By the late 2100s, coffee farming waned. The changes in the climate meant that it became harder to grow. Other crops replaced it in all but a few select locations, and the prices skyrocketed until only the very wealthy could afford it. Farmers experimented with a corn-based brew that mimics coffee, but without the rich depth or the caffeine. It was during that time that Pinta's grandparents bought a tiny plot of land in the mountains of New Mexico to try and grow their own. They had been modestly successful until a wildfire roared through, leaving only sun-ripened ruins in its wake.
That was years before Pinta was born. Her father told her stories of his early childhood memories about the fire and how the loss of the farm led to his father's early death by stroke. "In those days," he told her,"people often passed from stress-related events like heart-attacks and strokes. It wasn't until the Congress installed a new leader, a scientist whose specialty was stress related blood disorders, that they discovered the trigger between events and poor health and developed ways to break the connection." Pinta wondered what might have happened to her father after this fire without those discoveries. She shuddered at the idea.

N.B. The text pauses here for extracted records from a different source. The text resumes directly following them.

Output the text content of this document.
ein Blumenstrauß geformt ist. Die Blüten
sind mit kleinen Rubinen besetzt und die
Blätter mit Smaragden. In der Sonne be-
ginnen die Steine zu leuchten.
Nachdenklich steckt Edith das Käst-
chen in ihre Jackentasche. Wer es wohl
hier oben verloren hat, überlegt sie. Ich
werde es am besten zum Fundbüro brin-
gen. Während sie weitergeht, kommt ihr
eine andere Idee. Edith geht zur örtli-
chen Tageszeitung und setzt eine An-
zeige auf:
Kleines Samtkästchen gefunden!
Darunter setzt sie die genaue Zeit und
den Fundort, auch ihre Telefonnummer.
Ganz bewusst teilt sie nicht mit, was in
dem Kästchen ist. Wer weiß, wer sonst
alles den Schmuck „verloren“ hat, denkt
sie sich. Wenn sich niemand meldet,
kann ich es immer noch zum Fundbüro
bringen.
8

Pinta didn't like that her mother kept having her father sedated. It didn't make sense. He would be fine. He hadn't been badly burned and he was otherwise healthy. She scratched absently at her stitched forehead, thinking. Why did her mother lock the door? Why was her father sedated? Why were there so many fires and why did the computer deny them after the fact? Why couldn't Naimeh go back to work for weeks? Where was Naimeh anyway?
Pinta wasn't getting anywhere on her report, so she closed her computer and went to check on her father again. He was still, but his eyes were open and alert. She checked the camera and noted that it still faced the window, not into the room. She wondered why no one seemed to have noticed. Maybe her mother assumed that, since he was sedated, Father wouldn't go anywhere. Pinta sat at the chair by the bed.
"How are you feeling, Father?"
"A little groggy yet, but I will be fine. I feel stronger inside than I might look; I may be developing a tolerance for this sedating drug--but that's between you and me," he whispered. "I've been thinking, too. Remembering more about the fire and the days before."
Pinta leaned in. "Mother locked the door and locked me out of the computer except for what I needed for school. Is it about Arturo?"
Father nodded. "And a small group of people who want more power than our egalitarian ways allow. Sadly. Human nature is always the same."
"Can you tell me more? What can I do? Should I tell Mother?" At that, her father's eyes snapped with something between warning and alarm.
"Absolutely not. Not your mother, nor your sister--yet. We're in a chess match for our community, not checkers. I suspect someone assumes taking people out in a quest for power is merely a game of checkers. Jump over enough to clear the board, and you'll be crowned king. I think there are people who believe my story is over, but the truth will always come forward in the long term."
"Unless we kill the Bio the same way we killed Earth," muttered Pinta. Before her father could respond, the door unlocked, and Pinta's mother called out her name.